- Map showing Jamkoriapur (#579) in Khiron CD block
- Jamkoriapur Location in Uttar Pradesh, India
- Coordinates: 26°15′11″N 80°58′05″E﻿ / ﻿26.2530°N 80.9680°E
- Country: India
- State: Uttar Pradesh
- District: Raebareli

Area
- • Total: 1.69 km^{2} (0.65 sq mi)

Population (2011)
- • Total: 881
- • Density: 521/km^{2} (1,350/sq mi)

Languages
- • Official: Hindi
- Time zone: UTC+5:30 (IST)
- Vehicle registration: UP-35

= Jamkoriapur =

Jamkoriapur is a village in Khiron block of Rae Bareli district, Uttar Pradesh, India. It is located 21 km from Lalganj, the tehsil headquarters. As of 2011, it has a population of 881 people, in 191 households. It has one primary school and no healthcare facilities and it hosts a weekly haat but not a permanent market. It belongs to the nyaya panchayat of Tikwamau.

The 1951 census recorded Jamkoriapur as comprising one hamlet, with a total population of 221 people (112 male and 109 female), in 46 households and 43 physical houses. The area of the village was given as 347 acres. Eight residents were literate, all male. The village was listed as belonging to the pargana of Khiron and the thana of Gurbakshganj.

The 1961 census recorded Jamkoriapur as comprising one hamlet, with a total population of 260 people (126 male and 134 female), in 53 households and 52 physical houses. The area of the village was given as 347 acres.

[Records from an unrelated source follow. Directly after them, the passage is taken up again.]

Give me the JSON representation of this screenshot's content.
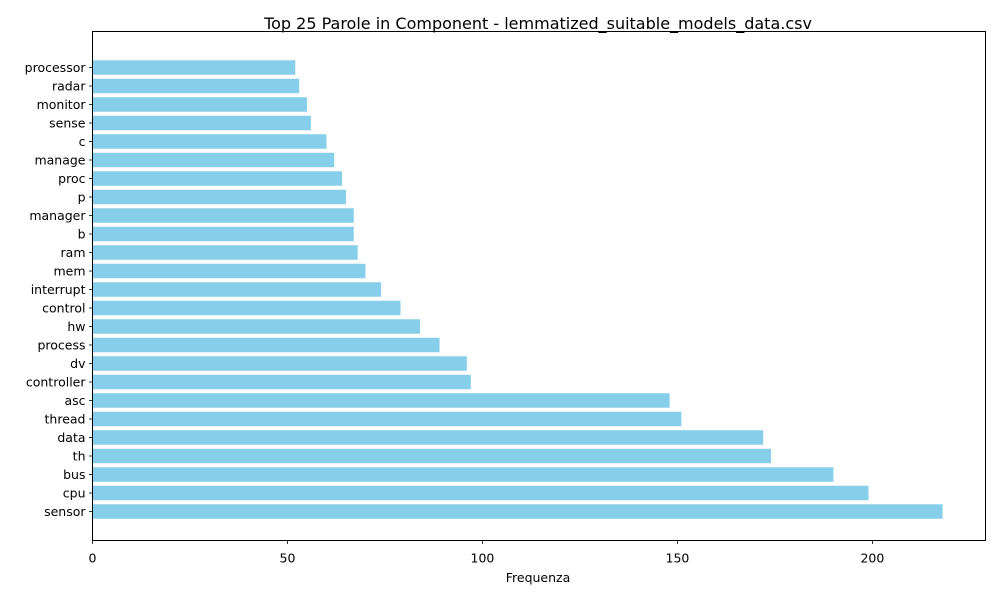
{
  "chart_data": {
    "type": "bar",
    "orientation": "horizontal",
    "title": "Top 25 Parole in Component - lemmatized_suitable_models_data.csv",
    "xlabel": "Frequenza",
    "ylabel": "",
    "xlim": [
      0,
      229
    ],
    "xticks": [
      0,
      50,
      100,
      150,
      200
    ],
    "bar_color": "#87ceeb",
    "grid": false,
    "categories": [
      "sensor",
      "cpu",
      "bus",
      "th",
      "data",
      "thread",
      "asc",
      "controller",
      "dv",
      "process",
      "hw",
      "control",
      "interrupt",
      "mem",
      "ram",
      "b",
      "manager",
      "p",
      "proc",
      "manage",
      "c",
      "sense",
      "monitor",
      "radar",
      "processor"
    ],
    "values": [
      218,
      199,
      190,
      174,
      172,
      151,
      148,
      97,
      96,
      89,
      84,
      79,
      74,
      70,
      68,
      67,
      67,
      65,
      64,
      62,
      60,
      56,
      55,
      53,
      52
    ]
  }
}
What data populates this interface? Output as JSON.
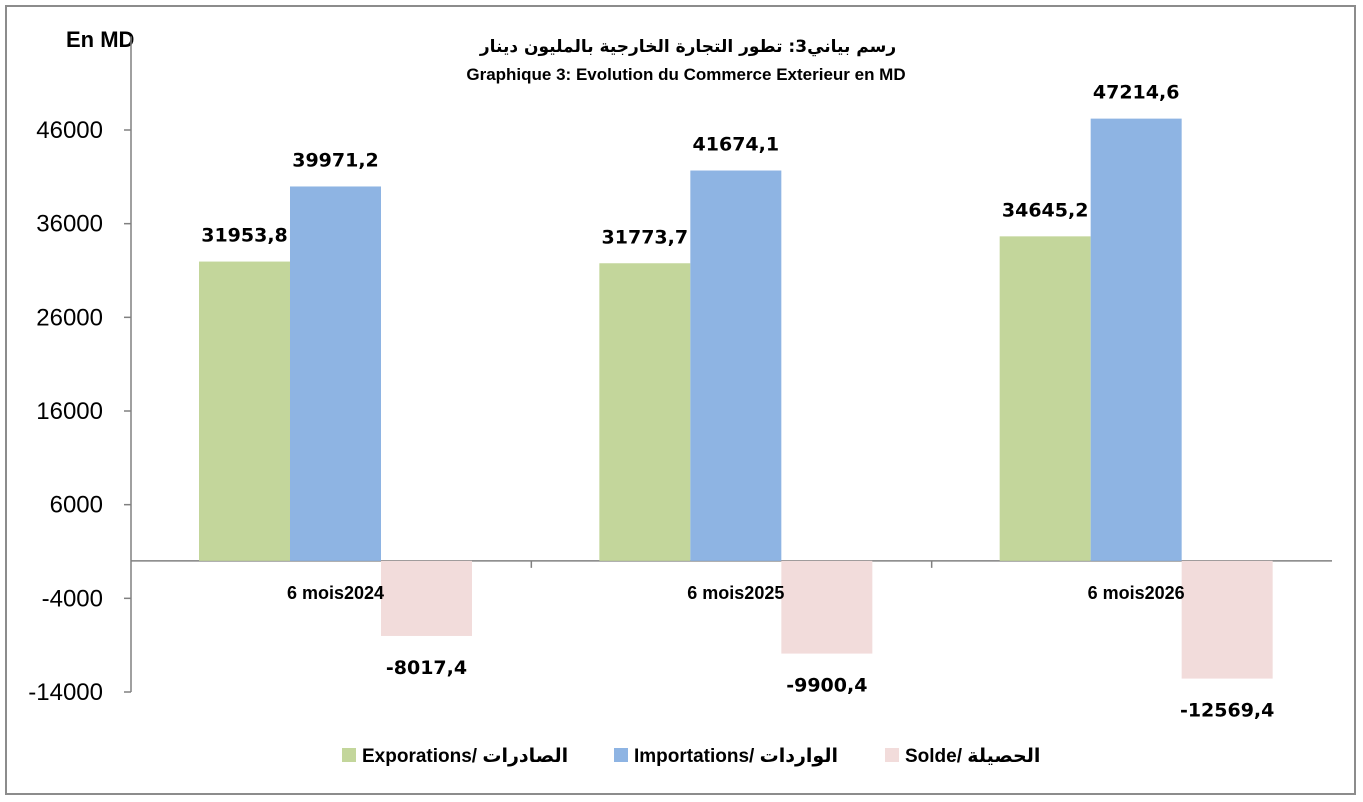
{
  "chart_data": {
    "type": "bar",
    "unit_label": "En MD",
    "title_ar": "رسم بياني3: تطور التجارة الخارجية بالمليون دينار",
    "title": "Graphique 3: Evolution du Commerce Exterieur en MD",
    "categories": [
      "6 mois2024",
      "6 mois2025",
      "6 mois2026"
    ],
    "series": [
      {
        "name": "Exporations/  الصادرات",
        "color": "#c3d69b",
        "values": [
          31953.8,
          31773.7,
          34645.2
        ],
        "labels": [
          "31953,8",
          "31773,7",
          "34645,2"
        ]
      },
      {
        "name": "Importations/ الواردات",
        "color": "#8eb4e3",
        "values": [
          39971.2,
          41674.1,
          47214.6
        ],
        "labels": [
          "39971,2",
          "41674,1",
          "47214,6"
        ]
      },
      {
        "name": "Solde/ الحصيلة",
        "color": "#f2dcdb",
        "values": [
          -8017.4,
          -9900.4,
          -12569.4
        ],
        "labels": [
          "-8017,4",
          "-9900,4",
          "-12569,4"
        ]
      }
    ],
    "ylim": [
      -14000,
      56000
    ],
    "yticks": [
      -14000,
      -4000,
      6000,
      16000,
      26000,
      36000,
      46000
    ],
    "grid": false,
    "legend_position": "bottom"
  }
}
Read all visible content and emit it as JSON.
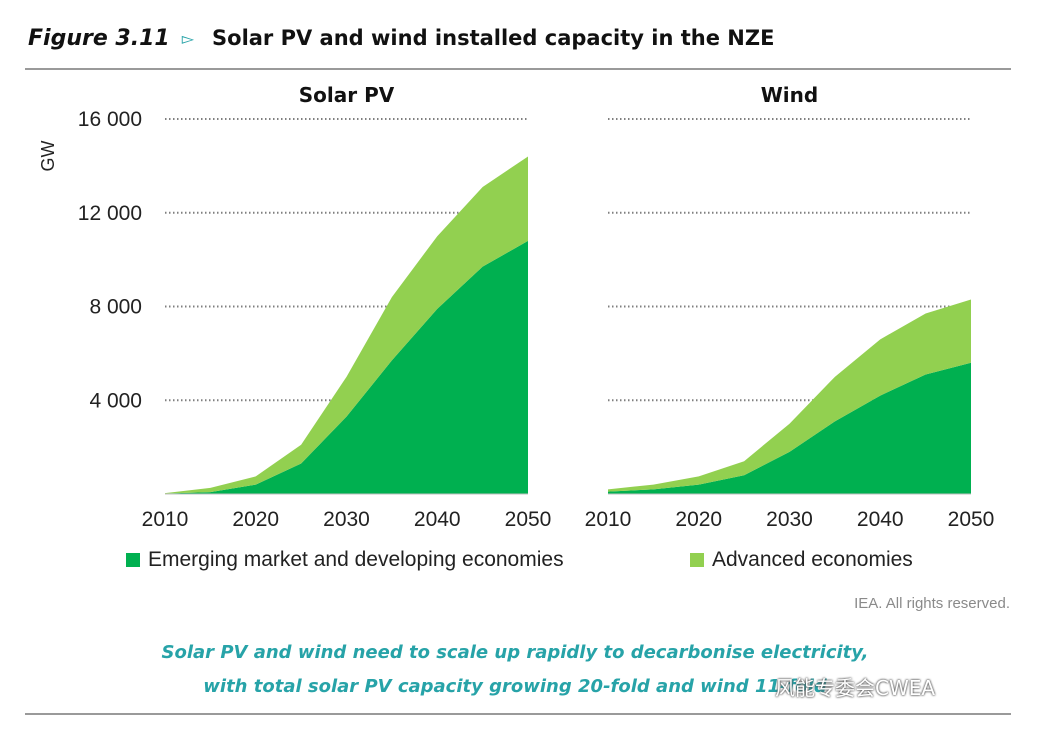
{
  "figure": {
    "label": "Figure 3.11",
    "arrow_icon": "triangle-right-icon",
    "title": "Solar PV and wind installed capacity in the NZE"
  },
  "colors": {
    "emerging": "#00b050",
    "advanced": "#92d050",
    "grid": "#7f7f7f",
    "caption": "#27a3a8"
  },
  "chart_data": [
    {
      "type": "area",
      "stacked": true,
      "title": "Solar PV",
      "ylabel": "GW",
      "xlabel": "",
      "x": [
        2010,
        2015,
        2020,
        2025,
        2030,
        2035,
        2040,
        2045,
        2050
      ],
      "x_ticks": [
        "2010",
        "2020",
        "2030",
        "2040",
        "2050"
      ],
      "y_ticks": [
        "4 000",
        "8 000",
        "12 000",
        "16 000"
      ],
      "ylim": [
        0,
        16000
      ],
      "grid": true,
      "series": [
        {
          "name": "Emerging market and developing economies",
          "values": [
            20,
            80,
            400,
            1300,
            3300,
            5700,
            7900,
            9700,
            10800
          ]
        },
        {
          "name": "Advanced economies",
          "values": [
            20,
            180,
            350,
            800,
            1700,
            2700,
            3100,
            3400,
            3600
          ]
        }
      ]
    },
    {
      "type": "area",
      "stacked": true,
      "title": "Wind",
      "ylabel": "",
      "xlabel": "",
      "x": [
        2010,
        2015,
        2020,
        2025,
        2030,
        2035,
        2040,
        2045,
        2050
      ],
      "x_ticks": [
        "2010",
        "2020",
        "2030",
        "2040",
        "2050"
      ],
      "y_ticks": [
        "4 000",
        "8 000",
        "12 000",
        "16 000"
      ],
      "ylim": [
        0,
        16000
      ],
      "grid": true,
      "series": [
        {
          "name": "Emerging market and developing economies",
          "values": [
            100,
            200,
            400,
            800,
            1800,
            3100,
            4200,
            5100,
            5600
          ]
        },
        {
          "name": "Advanced economies",
          "values": [
            100,
            200,
            350,
            600,
            1200,
            1900,
            2400,
            2600,
            2700
          ]
        }
      ]
    }
  ],
  "legend": {
    "position": "bottom",
    "items": [
      {
        "label": "Emerging market and developing economies",
        "color": "#00b050"
      },
      {
        "label": "Advanced economies",
        "color": "#92d050"
      }
    ]
  },
  "source": "IEA. All rights reserved.",
  "caption": {
    "line1": "Solar PV and wind need to scale up rapidly to decarbonise electricity,",
    "line2": "with total solar PV capacity growing 20-fold and wind 11-fold"
  },
  "watermark": "风能专委会CWEA"
}
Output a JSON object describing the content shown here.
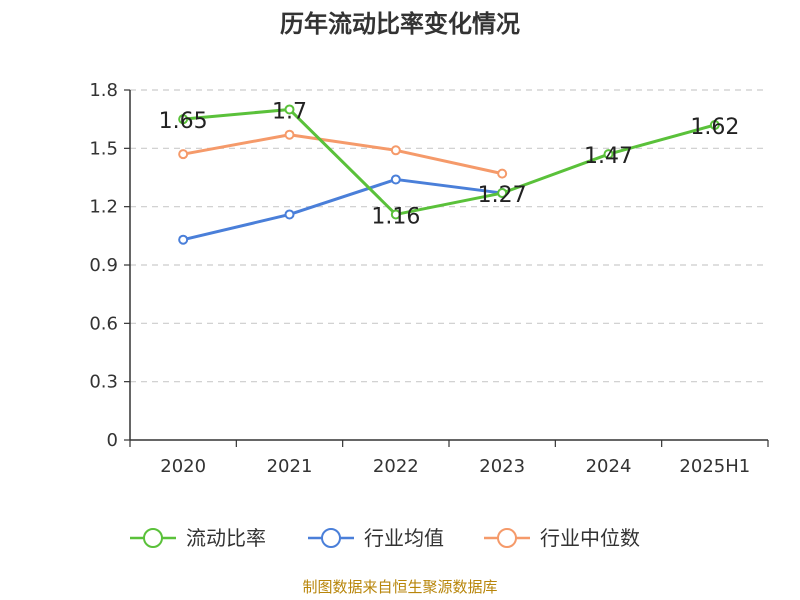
{
  "chart_data": {
    "type": "line",
    "title": "历年流动比率变化情况",
    "categories": [
      "2020",
      "2021",
      "2022",
      "2023",
      "2024",
      "2025H1"
    ],
    "ylim": [
      0,
      1.8
    ],
    "yticks": [
      "0",
      "0.3",
      "0.6",
      "0.9",
      "1.2",
      "1.5",
      "1.8"
    ],
    "grid": true,
    "legend_position": "bottom",
    "series": [
      {
        "name": "流动比率",
        "color": "#5ac13a",
        "values": [
          1.65,
          1.7,
          1.16,
          1.27,
          1.47,
          1.62
        ],
        "data_labels": [
          "1.65",
          "1.7",
          "1.16",
          "1.27",
          "1.47",
          "1.62"
        ]
      },
      {
        "name": "行业均值",
        "color": "#4a7fd9",
        "values": [
          1.03,
          1.16,
          1.34,
          1.27,
          null,
          null
        ]
      },
      {
        "name": "行业中位数",
        "color": "#f59a6a",
        "values": [
          1.47,
          1.57,
          1.49,
          1.37,
          null,
          null
        ]
      }
    ],
    "source": "制图数据来自恒生聚源数据库"
  }
}
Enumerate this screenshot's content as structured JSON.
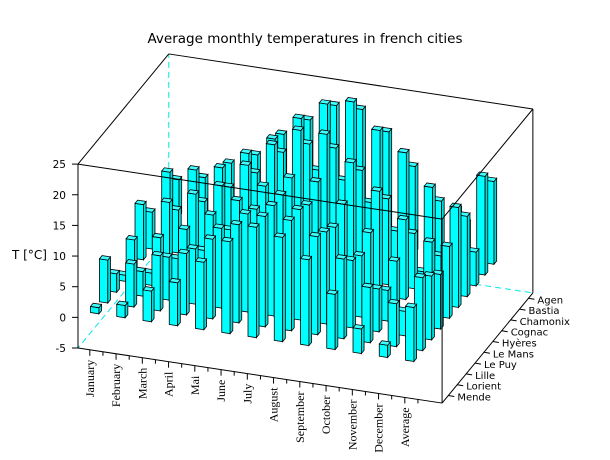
{
  "chart_data": {
    "type": "bar3d",
    "title": "Average monthly temperatures in french cities",
    "zlabel": "T [°C]",
    "zlim": [
      -5,
      25
    ],
    "z_ticks": [
      "-5",
      "0",
      "5",
      "10",
      "15",
      "20",
      "25"
    ],
    "categories": [
      "January",
      "February",
      "March",
      "April",
      "Mai",
      "June",
      "July",
      "August",
      "September",
      "October",
      "November",
      "December",
      "Average"
    ],
    "series": [
      {
        "name": "Mende",
        "values": [
          1,
          2,
          5,
          7,
          11,
          15,
          18,
          17,
          14,
          9,
          4,
          2,
          8.8
        ]
      },
      {
        "name": "Lorient",
        "values": [
          7,
          7,
          9,
          10,
          13,
          16,
          18,
          18,
          16,
          13,
          9,
          7,
          11.9
        ]
      },
      {
        "name": "Lille",
        "values": [
          3,
          4,
          7,
          9,
          13,
          16,
          18,
          18,
          15,
          11,
          7,
          4,
          10.4
        ]
      },
      {
        "name": "Le Puy",
        "values": [
          1,
          2,
          5,
          7,
          11,
          15,
          18,
          17,
          14,
          10,
          5,
          2,
          8.9
        ]
      },
      {
        "name": "Le Mans",
        "values": [
          5,
          6,
          8,
          11,
          14,
          17,
          19,
          19,
          16,
          12,
          8,
          5,
          11.7
        ]
      },
      {
        "name": "Hyères",
        "values": [
          9,
          10,
          12,
          14,
          18,
          22,
          25,
          25,
          21,
          17,
          13,
          10,
          16.3
        ]
      },
      {
        "name": "Cognac",
        "values": [
          6,
          7,
          9,
          12,
          15,
          19,
          21,
          21,
          18,
          14,
          9,
          6,
          13.1
        ]
      },
      {
        "name": "Chamonix",
        "values": [
          -4,
          -3,
          1,
          5,
          9,
          13,
          15,
          14,
          11,
          7,
          1,
          -3,
          5.5
        ]
      },
      {
        "name": "Bastia",
        "values": [
          9,
          10,
          11,
          14,
          17,
          21,
          24,
          25,
          21,
          18,
          13,
          10,
          16.1
        ]
      },
      {
        "name": "Agen",
        "values": [
          6,
          7,
          10,
          12,
          16,
          19,
          22,
          22,
          19,
          14,
          9,
          6,
          13.5
        ]
      }
    ],
    "colors": {
      "bar": "#00ffff",
      "bar_side": "#00dcdc",
      "bar_top": "#40ffff",
      "back_axes": "#00e8e8"
    }
  }
}
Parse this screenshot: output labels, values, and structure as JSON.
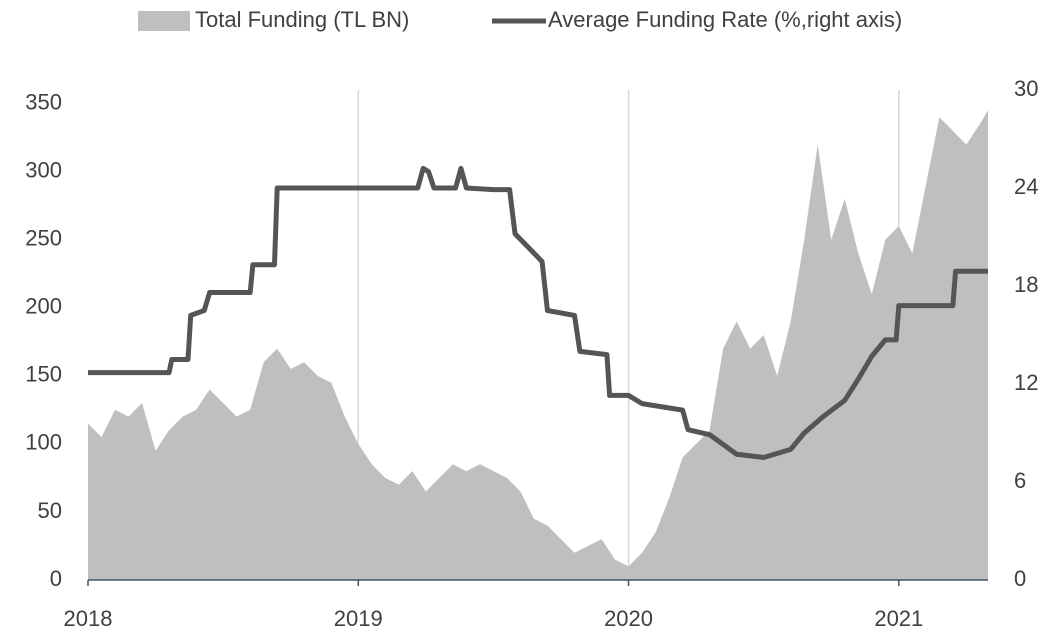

The 1981 census recorded Jamkoriapur as having a population of 424 people, in 81 households, and having an area of 148.93 ha. The main staple foods were given as wheat and rice.

The 1991 census recorded Jamkoriapur (as "Jam Koriyapur") as having a total population of 458 people (214 male and 244 female), in 95 households and 95 physical houses. The area of the village was listed as 149 ha. Members of the 0-6 age group numbered 104, or 23% of the total; this group was 55% male (57) and 45% female (47). Members of scheduled castes made up 26% of the village's population, while no members of scheduled tribes were recorded. The literacy rate of the village was 17% (70 men and 9 women). 89 people were classified as main workers (77 men and 12 women), while no people were classified as marginal workers; the remaining 369 residents were non-workers. The breakdown of main workers by employment category was as follows: 57 cultivators (i.e. people who owned or leased their own land); 26 agricultural labourers (i.e. people who worked someone else's land in return for payment); no workers in livestock, forestry, fishing, hunting, plantations, orchards, etc.; no in mining and quarrying; no household industry workers; no workers employed in other manufacturing, processing, service, and repair roles; no construction workers; no employed in trade and commerce; two employed in transport, storage, and communications; and four in other services.